Und hier beantwortet sich auch die Frage, warum die Juden das Christentum, obwohl es aus ihrem Schoß hervorgegangen war, nicht annahmen und warum Mohammed zwar eine 419 Zeitlang schwankte, ob er sein Volk nicht dem Mosaismus zuführen solle, indem er sich, allerdings erfolglos, den Juden als Messias anbot, aber niemals daran dachte, es taufen zu lassen. Carlyle sagt: »Sogar die rohen Skandinavier begriffen, daß diese so solid aussehende Welt im Grund und in Wirklichkeit nichts ist, nichts als eine sichtbare und faßbare Offenbarung der Kraft und Gegenwart Gottes – Sein Schatten, geworfen auf den leeren Busen der Unendlichkeit; nicht mehr.« Und gerade dies: Die Unwirklichkeit der Realität, ist die große Tatsache, die die Semiten niemals begriffen haben.
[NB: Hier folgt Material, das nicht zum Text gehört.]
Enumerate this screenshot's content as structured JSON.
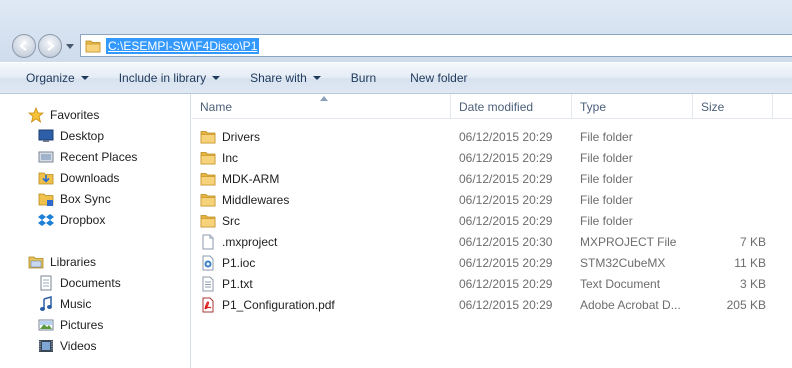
{
  "address": {
    "path": "C:\\ESEMPI-SW\\F4Disco\\P1"
  },
  "toolbar": {
    "organize": "Organize",
    "include_in_library": "Include in library",
    "share_with": "Share with",
    "burn": "Burn",
    "new_folder": "New folder"
  },
  "navigation": {
    "favorites": {
      "label": "Favorites",
      "items": [
        {
          "label": "Desktop",
          "icon": "desktop-icon"
        },
        {
          "label": "Recent Places",
          "icon": "recent-places-icon"
        },
        {
          "label": "Downloads",
          "icon": "downloads-icon"
        },
        {
          "label": "Box Sync",
          "icon": "box-sync-icon"
        },
        {
          "label": "Dropbox",
          "icon": "dropbox-icon"
        }
      ]
    },
    "libraries": {
      "label": "Libraries",
      "items": [
        {
          "label": "Documents",
          "icon": "documents-icon"
        },
        {
          "label": "Music",
          "icon": "music-icon"
        },
        {
          "label": "Pictures",
          "icon": "pictures-icon"
        },
        {
          "label": "Videos",
          "icon": "videos-icon"
        }
      ]
    }
  },
  "columns": {
    "name": "Name",
    "date_modified": "Date modified",
    "type": "Type",
    "size": "Size"
  },
  "files": [
    {
      "name": "Drivers",
      "date": "06/12/2015 20:29",
      "type": "File folder",
      "size": "",
      "icon": "folder-icon"
    },
    {
      "name": "Inc",
      "date": "06/12/2015 20:29",
      "type": "File folder",
      "size": "",
      "icon": "folder-icon"
    },
    {
      "name": "MDK-ARM",
      "date": "06/12/2015 20:29",
      "type": "File folder",
      "size": "",
      "icon": "folder-icon"
    },
    {
      "name": "Middlewares",
      "date": "06/12/2015 20:29",
      "type": "File folder",
      "size": "",
      "icon": "folder-icon"
    },
    {
      "name": "Src",
      "date": "06/12/2015 20:29",
      "type": "File folder",
      "size": "",
      "icon": "folder-icon"
    },
    {
      "name": ".mxproject",
      "date": "06/12/2015 20:30",
      "type": "MXPROJECT File",
      "size": "7 KB",
      "icon": "blank-file-icon"
    },
    {
      "name": "P1.ioc",
      "date": "06/12/2015 20:29",
      "type": "STM32CubeMX",
      "size": "11 KB",
      "icon": "stm32cubemx-file-icon"
    },
    {
      "name": "P1.txt",
      "date": "06/12/2015 20:29",
      "type": "Text Document",
      "size": "3 KB",
      "icon": "text-file-icon"
    },
    {
      "name": "P1_Configuration.pdf",
      "date": "06/12/2015 20:29",
      "type": "Adobe Acrobat D...",
      "size": "205 KB",
      "icon": "pdf-file-icon"
    }
  ]
}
Und doch hätte ihre Geschichte es sie lehren können. Die Weltherrschaften Sargons, Hammurapis, Nebukadnezars und all der andern, sie sind zu Staub zerbröckelt mitsamt ihren Völkern, die nur noch in Büchern leben; das Riesenreich der Araber, einstmals der Schrecken der Menschheit, seine prachtvollen Glieder dehnend von Bagdad bis Granada, ist heute nur noch ein blasses Gerücht, und längst wieder sind seine Beherrscher, was sie vorher waren: armselige Kameltreiber und Söhne der Wildnis. Das Reich aber, das das kleine Israel begründete, ist nicht zergangen, denn es war ein geistiges Reich, seine Bilder, Namen, Begriffe sind noch heute lebendig im Herzen eines jeden Bewohners des Abendlandes: ein sehr merkwürdiger Vorgang, der eine nähere Betrachtung verdient.